- Supreme Court of California

Decided January 23, 1992
- Full case name: Mexicali Rose et al., Petitioners, v. The Superior Court of Alameda County, Respondent; Jack A. Clark, Real Party in Interest.
- Citation(s): 4 Cal. Rptr. 2d 145, 822 P.2d 1292

Case history
- Prior history: Appeal from a judgment upon a jury verdict in favor of plaintiff
- Subsequent history: none

Holding
- If the presence of a natural food substance is due to a restaurateur's failure to exercise due care in food preparation, the injured patron may sue under a negligence theory.

Court membership
- Chief Justice: Malcolm M. Lucas
- Associate Justices: Marvin R. Baxter, Joyce L. Kennard, Edward A. Panelli, Ronald M. George, Stanley Mosk, Armand Arabian

Case opinions
- Majority: Lucas
- Concurrence: Panelli, Baxter, George
- Concurrence: Kennard
- Dissent: Mosk
- Dissent: Arabian

= Mexicali Rose v.

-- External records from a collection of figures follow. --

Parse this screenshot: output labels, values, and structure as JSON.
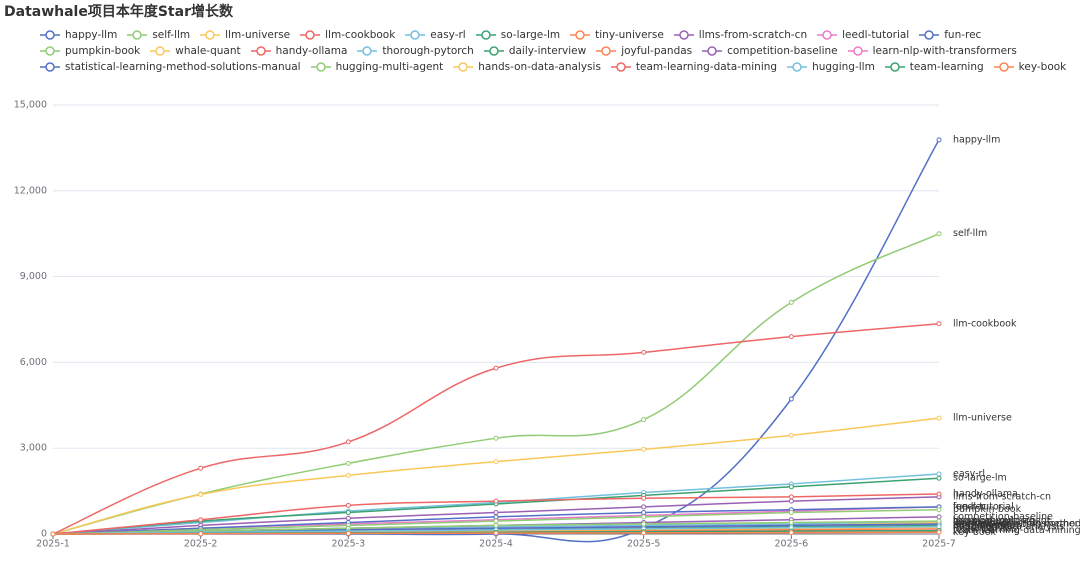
{
  "chart_data": {
    "type": "line",
    "title": "Datawhale项目本年度Star增长数",
    "categories": [
      "2025-1",
      "2025-2",
      "2025-3",
      "2025-4",
      "2025-5",
      "2025-6",
      "2025-7"
    ],
    "ylim": [
      0,
      15000
    ],
    "yticks": [
      0,
      {
        "value": 3000,
        "label": "3,000"
      },
      {
        "value": 6000,
        "label": "6,000"
      },
      {
        "value": 9000,
        "label": "9,000"
      },
      {
        "value": 12000,
        "label": "12,000"
      },
      {
        "value": 15000,
        "label": "15,000"
      }
    ],
    "grid": true,
    "smooth": true,
    "end_labels": true,
    "series": [
      {
        "name": "happy-llm",
        "color": "#5470c6",
        "values": [
          0,
          0,
          0,
          0,
          200,
          4720,
          13780
        ]
      },
      {
        "name": "self-llm",
        "color": "#91cc75",
        "values": [
          0,
          1400,
          2470,
          3350,
          4000,
          8100,
          10500
        ]
      },
      {
        "name": "llm-universe",
        "color": "#fac858",
        "values": [
          0,
          1380,
          2050,
          2530,
          2960,
          3450,
          4050
        ]
      },
      {
        "name": "llm-cookbook",
        "color": "#ee6666",
        "values": [
          0,
          2300,
          3220,
          5800,
          6350,
          6900,
          7350
        ]
      },
      {
        "name": "easy-rl",
        "color": "#73c0de",
        "values": [
          0,
          400,
          800,
          1100,
          1450,
          1750,
          2100
        ]
      },
      {
        "name": "so-large-lm",
        "color": "#3ba272",
        "values": [
          0,
          450,
          750,
          1050,
          1350,
          1650,
          1950
        ]
      },
      {
        "name": "tiny-universe",
        "color": "#fc8452",
        "values": [
          0,
          50,
          100,
          150,
          200,
          250,
          300
        ]
      },
      {
        "name": "llms-from-scratch-cn",
        "color": "#9a60b4",
        "values": [
          0,
          300,
          550,
          750,
          950,
          1150,
          1300
        ]
      },
      {
        "name": "leedl-tutorial",
        "color": "#ea7ccc",
        "values": [
          0,
          200,
          350,
          500,
          650,
          800,
          950
        ]
      },
      {
        "name": "fun-rec",
        "color": "#5470c6",
        "values": [
          0,
          200,
          400,
          600,
          750,
          850,
          950
        ]
      },
      {
        "name": "pumpkin-book",
        "color": "#91cc75",
        "values": [
          0,
          150,
          300,
          450,
          600,
          750,
          850
        ]
      },
      {
        "name": "whale-quant",
        "color": "#fac858",
        "values": [
          0,
          50,
          100,
          200,
          250,
          300,
          400
        ]
      },
      {
        "name": "handy-ollama",
        "color": "#ee6666",
        "values": [
          0,
          500,
          1000,
          1150,
          1250,
          1300,
          1400
        ]
      },
      {
        "name": "thorough-pytorch",
        "color": "#73c0de",
        "values": [
          0,
          100,
          200,
          250,
          300,
          350,
          450
        ]
      },
      {
        "name": "daily-interview",
        "color": "#3ba272",
        "values": [
          0,
          50,
          100,
          150,
          200,
          250,
          300
        ]
      },
      {
        "name": "joyful-pandas",
        "color": "#fc8452",
        "values": [
          0,
          30,
          60,
          90,
          120,
          150,
          180
        ]
      },
      {
        "name": "competition-baseline",
        "color": "#9a60b4",
        "values": [
          0,
          100,
          200,
          300,
          400,
          500,
          600
        ]
      },
      {
        "name": "learn-nlp-with-transformers",
        "color": "#ea7ccc",
        "values": [
          0,
          100,
          150,
          200,
          250,
          300,
          350
        ]
      },
      {
        "name": "statistical-learning-method-solutions-manual",
        "color": "#5470c6",
        "values": [
          0,
          80,
          150,
          200,
          250,
          300,
          350
        ]
      },
      {
        "name": "hugging-multi-agent",
        "color": "#91cc75",
        "values": [
          0,
          100,
          200,
          300,
          350,
          400,
          450
        ]
      },
      {
        "name": "hands-on-data-analysis",
        "color": "#fac858",
        "values": [
          0,
          40,
          80,
          120,
          160,
          200,
          240
        ]
      },
      {
        "name": "team-learning-data-mining",
        "color": "#ee6666",
        "values": [
          0,
          20,
          40,
          60,
          80,
          100,
          120
        ]
      },
      {
        "name": "hugging-llm",
        "color": "#73c0de",
        "values": [
          0,
          60,
          100,
          140,
          180,
          220,
          260
        ]
      },
      {
        "name": "team-learning",
        "color": "#3ba272",
        "values": [
          0,
          20,
          40,
          60,
          80,
          100,
          120
        ]
      },
      {
        "name": "key-book",
        "color": "#fc8452",
        "values": [
          0,
          10,
          20,
          30,
          40,
          50,
          60
        ]
      }
    ]
  }
}
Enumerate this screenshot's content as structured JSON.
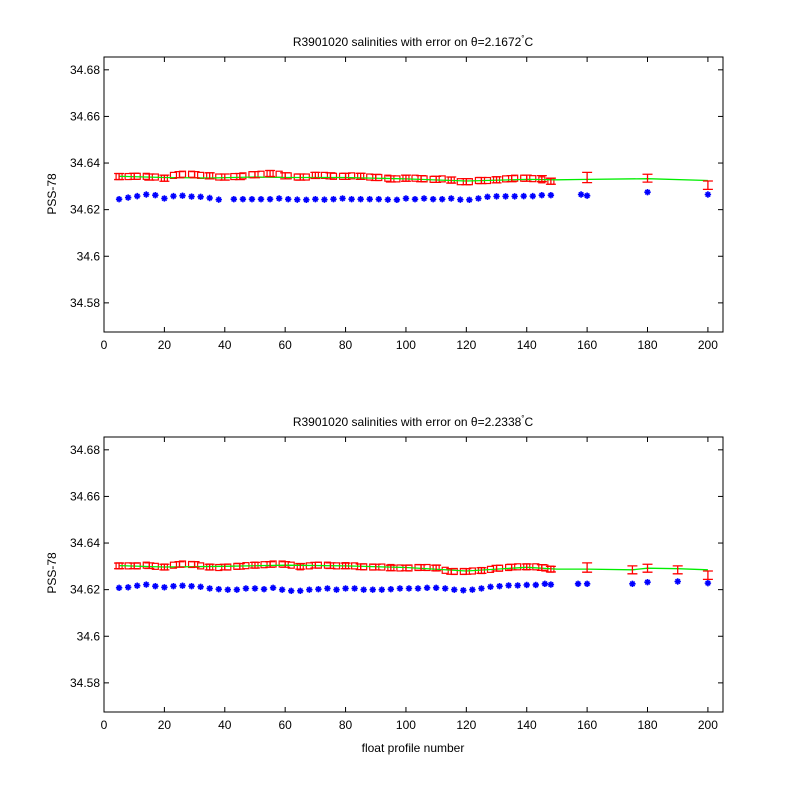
{
  "chart_data": [
    {
      "type": "scatter",
      "title": "R3901020 salinities with error on θ=2.1672",
      "title_sup": "°",
      "title_unit": "C",
      "xlabel": "",
      "ylabel": "PSS-78",
      "xlim": [
        0,
        205
      ],
      "ylim": [
        34.5675,
        34.6855
      ],
      "xticks": [
        0,
        20,
        40,
        60,
        80,
        100,
        120,
        140,
        160,
        180,
        200
      ],
      "yticks": [
        34.58,
        34.6,
        34.62,
        34.64,
        34.66,
        34.68
      ],
      "ytick_labels": [
        "34.58",
        "34.6",
        "34.62",
        "34.64",
        "34.66",
        "34.68"
      ],
      "grid": false,
      "series": [
        {
          "color": "#0000ff",
          "marker": "asterisk",
          "x": [
            5,
            8,
            11,
            14,
            17,
            20,
            23,
            26,
            29,
            32,
            35,
            38,
            43,
            46,
            49,
            52,
            55,
            58,
            61,
            64,
            67,
            70,
            73,
            76,
            79,
            82,
            85,
            88,
            91,
            94,
            97,
            100,
            103,
            106,
            109,
            112,
            115,
            118,
            121,
            124,
            127,
            130,
            133,
            136,
            139,
            142,
            145,
            148,
            158,
            160,
            180,
            200
          ],
          "y": [
            34.6245,
            34.6252,
            34.6258,
            34.6265,
            34.6262,
            34.6248,
            34.6258,
            34.626,
            34.6256,
            34.6255,
            34.625,
            34.6243,
            34.6245,
            34.6245,
            34.6245,
            34.6245,
            34.6245,
            34.6248,
            34.6245,
            34.6243,
            34.6242,
            34.6245,
            34.6243,
            34.6245,
            34.6248,
            34.6245,
            34.6245,
            34.6245,
            34.6245,
            34.6243,
            34.6242,
            34.6248,
            34.6245,
            34.6248,
            34.6245,
            34.6245,
            34.6248,
            34.6243,
            34.6242,
            34.6248,
            34.6255,
            34.6257,
            34.6257,
            34.6257,
            34.6258,
            34.6258,
            34.6262,
            34.6262,
            34.6265,
            34.626,
            34.6275,
            34.6265
          ]
        },
        {
          "color": "#ff0000",
          "marker": "square",
          "x": [
            5,
            8,
            11,
            14,
            17,
            20,
            23,
            26,
            29,
            32,
            35,
            38,
            43,
            46,
            49,
            52,
            55,
            58,
            61,
            64,
            67,
            70,
            73,
            76,
            79,
            82,
            85,
            88,
            91,
            94,
            97,
            100,
            103,
            106,
            109,
            112,
            115,
            118,
            121,
            124,
            127,
            130,
            133,
            136,
            139,
            142,
            145,
            148
          ],
          "y": [
            34.6342,
            34.6342,
            34.6343,
            34.6343,
            34.634,
            34.6335,
            34.6347,
            34.6352,
            34.6352,
            34.6347,
            34.6345,
            34.634,
            34.6342,
            34.6345,
            34.635,
            34.6352,
            34.6355,
            34.6352,
            34.6345,
            34.634,
            34.634,
            34.6347,
            34.6347,
            34.6343,
            34.6343,
            34.6345,
            34.6343,
            34.634,
            34.6338,
            34.6335,
            34.6332,
            34.6335,
            34.6335,
            34.6332,
            34.633,
            34.6332,
            34.6327,
            34.632,
            34.632,
            34.6325,
            34.6325,
            34.6328,
            34.6332,
            34.6335,
            34.6335,
            34.6333,
            34.6328,
            34.6322
          ]
        },
        {
          "color": "#00ee00",
          "marker": "line",
          "x": [
            5,
            20,
            35,
            50,
            60,
            80,
            100,
            120,
            140,
            150,
            160,
            180,
            200
          ],
          "y": [
            34.6343,
            34.6338,
            34.6336,
            34.634,
            34.6338,
            34.6338,
            34.6332,
            34.6323,
            34.633,
            34.6328,
            34.633,
            34.6333,
            34.6325
          ]
        }
      ],
      "error_bars": {
        "color": "#ff0000",
        "x": [
          5,
          10,
          15,
          20,
          25,
          30,
          35,
          40,
          45,
          50,
          55,
          60,
          65,
          70,
          75,
          80,
          85,
          90,
          95,
          100,
          105,
          110,
          115,
          120,
          125,
          130,
          135,
          140,
          145,
          148,
          160,
          180,
          200
        ],
        "y": [
          34.6342,
          34.6343,
          34.634,
          34.6335,
          34.635,
          34.635,
          34.6345,
          34.634,
          34.6342,
          34.635,
          34.6355,
          34.6345,
          34.634,
          34.6347,
          34.6345,
          34.6343,
          34.6343,
          34.6338,
          34.6332,
          34.6335,
          34.6333,
          34.633,
          34.6327,
          34.632,
          34.6325,
          34.6328,
          34.6333,
          34.6335,
          34.6333,
          34.6322,
          34.6338,
          34.6335,
          34.6305
        ],
        "err": [
          0.0013,
          0.0013,
          0.0013,
          0.0013,
          0.0013,
          0.0013,
          0.0013,
          0.0013,
          0.0013,
          0.0013,
          0.0013,
          0.0013,
          0.0013,
          0.0013,
          0.0013,
          0.0013,
          0.0013,
          0.0013,
          0.0013,
          0.0013,
          0.0013,
          0.0013,
          0.0013,
          0.0013,
          0.0013,
          0.0013,
          0.0013,
          0.0013,
          0.0013,
          0.0013,
          0.0022,
          0.0017,
          0.0018
        ]
      }
    },
    {
      "type": "scatter",
      "title": "R3901020 salinities with error on θ=2.2338",
      "title_sup": "°",
      "title_unit": "C",
      "xlabel": "float profile number",
      "ylabel": "PSS-78",
      "xlim": [
        0,
        205
      ],
      "ylim": [
        34.5675,
        34.6855
      ],
      "xticks": [
        0,
        20,
        40,
        60,
        80,
        100,
        120,
        140,
        160,
        180,
        200
      ],
      "yticks": [
        34.58,
        34.6,
        34.62,
        34.64,
        34.66,
        34.68
      ],
      "ytick_labels": [
        "34.58",
        "34.6",
        "34.62",
        "34.64",
        "34.66",
        "34.68"
      ],
      "grid": false,
      "series": [
        {
          "color": "#0000ff",
          "marker": "asterisk",
          "x": [
            5,
            8,
            11,
            14,
            17,
            20,
            23,
            26,
            29,
            32,
            35,
            38,
            41,
            44,
            47,
            50,
            53,
            56,
            59,
            62,
            65,
            68,
            71,
            74,
            77,
            80,
            83,
            86,
            89,
            92,
            95,
            98,
            101,
            104,
            107,
            110,
            113,
            116,
            119,
            122,
            125,
            128,
            131,
            134,
            137,
            140,
            143,
            146,
            148,
            157,
            160,
            175,
            180,
            190,
            200
          ],
          "y": [
            34.6208,
            34.621,
            34.6217,
            34.6222,
            34.6215,
            34.621,
            34.6215,
            34.6217,
            34.6215,
            34.6212,
            34.6205,
            34.6202,
            34.62,
            34.62,
            34.6205,
            34.6205,
            34.6202,
            34.6208,
            34.62,
            34.6195,
            34.6195,
            34.62,
            34.6202,
            34.6205,
            34.62,
            34.6205,
            34.6205,
            34.62,
            34.62,
            34.62,
            34.6202,
            34.6205,
            34.6205,
            34.6205,
            34.6208,
            34.6208,
            34.6205,
            34.62,
            34.6197,
            34.62,
            34.6205,
            34.6212,
            34.6215,
            34.6218,
            34.6218,
            34.622,
            34.622,
            34.6225,
            34.6222,
            34.6225,
            34.6225,
            34.6225,
            34.6232,
            34.6235,
            34.6228
          ]
        },
        {
          "color": "#ff0000",
          "marker": "square",
          "x": [
            5,
            8,
            11,
            14,
            17,
            20,
            23,
            26,
            29,
            32,
            35,
            38,
            41,
            44,
            47,
            50,
            53,
            56,
            59,
            62,
            65,
            68,
            71,
            74,
            77,
            80,
            83,
            86,
            89,
            92,
            95,
            98,
            101,
            104,
            107,
            110,
            113,
            116,
            119,
            122,
            125,
            128,
            131,
            134,
            137,
            140,
            143,
            146,
            148
          ],
          "y": [
            34.6302,
            34.6302,
            34.6302,
            34.6305,
            34.63,
            34.6297,
            34.6305,
            34.631,
            34.6308,
            34.6302,
            34.6297,
            34.6295,
            34.6297,
            34.63,
            34.6303,
            34.6305,
            34.6307,
            34.631,
            34.631,
            34.6305,
            34.6298,
            34.6302,
            34.6305,
            34.6305,
            34.6302,
            34.6303,
            34.6302,
            34.6298,
            34.6297,
            34.6297,
            34.6295,
            34.6293,
            34.6293,
            34.6295,
            34.6295,
            34.6293,
            34.6283,
            34.6278,
            34.6278,
            34.628,
            34.6282,
            34.6287,
            34.6292,
            34.6295,
            34.6298,
            34.6298,
            34.6298,
            34.6293,
            34.6288
          ]
        },
        {
          "color": "#00ee00",
          "marker": "line",
          "x": [
            5,
            20,
            40,
            60,
            80,
            100,
            120,
            140,
            150,
            160,
            175,
            180,
            190,
            200
          ],
          "y": [
            34.6303,
            34.6297,
            34.63,
            34.6305,
            34.6302,
            34.6295,
            34.628,
            34.6296,
            34.6288,
            34.6288,
            34.6285,
            34.6292,
            34.629,
            34.6285
          ]
        }
      ],
      "error_bars": {
        "color": "#ff0000",
        "x": [
          5,
          10,
          15,
          20,
          25,
          30,
          35,
          40,
          45,
          50,
          55,
          60,
          65,
          70,
          75,
          80,
          85,
          90,
          95,
          100,
          105,
          110,
          115,
          120,
          125,
          130,
          135,
          140,
          145,
          148,
          160,
          175,
          180,
          190,
          200
        ],
        "y": [
          34.6302,
          34.6302,
          34.6303,
          34.6297,
          34.6308,
          34.6308,
          34.6297,
          34.6297,
          34.63,
          34.6305,
          34.6308,
          34.6308,
          34.63,
          34.6305,
          34.6303,
          34.6302,
          34.6298,
          34.6297,
          34.6293,
          34.6293,
          34.6295,
          34.6293,
          34.6278,
          34.6278,
          34.6282,
          34.6292,
          34.6297,
          34.6298,
          34.6295,
          34.6288,
          34.6295,
          34.6285,
          34.6292,
          34.6285,
          34.6262
        ],
        "err": [
          0.0012,
          0.0012,
          0.0012,
          0.0012,
          0.0012,
          0.0012,
          0.0012,
          0.0012,
          0.0012,
          0.0012,
          0.0012,
          0.0012,
          0.0012,
          0.0012,
          0.0012,
          0.0012,
          0.0012,
          0.0012,
          0.0012,
          0.0012,
          0.0012,
          0.0012,
          0.0012,
          0.0012,
          0.0012,
          0.0012,
          0.0012,
          0.0012,
          0.0012,
          0.0012,
          0.002,
          0.0017,
          0.0017,
          0.0017,
          0.0018
        ]
      }
    }
  ]
}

Superior Court =

Supreme court case

Mexicali Rose v. Superior Court, 1 Cal. 4th 617 (1992), was a Supreme Court of California case in which the court’s decision held that restaurants, grocery stores, and other food service establishments in California can be held liable for injuries sustained by patrons from foreign objects—including natural food parts—that are left in food.

==Background==

William L. Berg represented Jack A. Clark in the 1992 case of Mexicali Rose v. Superior Court—a Supreme Court of California case that changed state and consumer law. While Clark was dining at a restaurant, a one-inch chicken bone that was left in his chicken enchilada became lodged in his throat. The bone caused Clark to suffer serious injuries, and he needed three throat operations to repair the damage. As a result of his injuries, Clark filed a lawsuit against the restaurant—Mexicali Rose—as well as its owner.

==Opinion of the Court==

Originally filed in the Alameda County Superior Court, the case eventually made its way to the Supreme Court of California. The justices presiding over the case, including Chief Justice Malcolm M. Lucas, ruled in a majority opinion that the restaurant was negligent by leaving the bone in the enchilada, which overturned the precedent established in Mix v. Ingersoll Candy Co. (1936) 6 Cal.2d 674 [59 P.2d 144], a case that set the previous standard for restaurant liability. Mix v. Ingersoll Candy Co. found that restaurant owners could only be considered negligent if foreign substances were left in food, but natural food parts, such as bones, should be expected.

==Legacy==

As a result of this ruling, as well as subsequent rulings based on this case, restaurants and grocery stores in California are held accountable to stricter safety standards—including inspections—to make food safer for customers.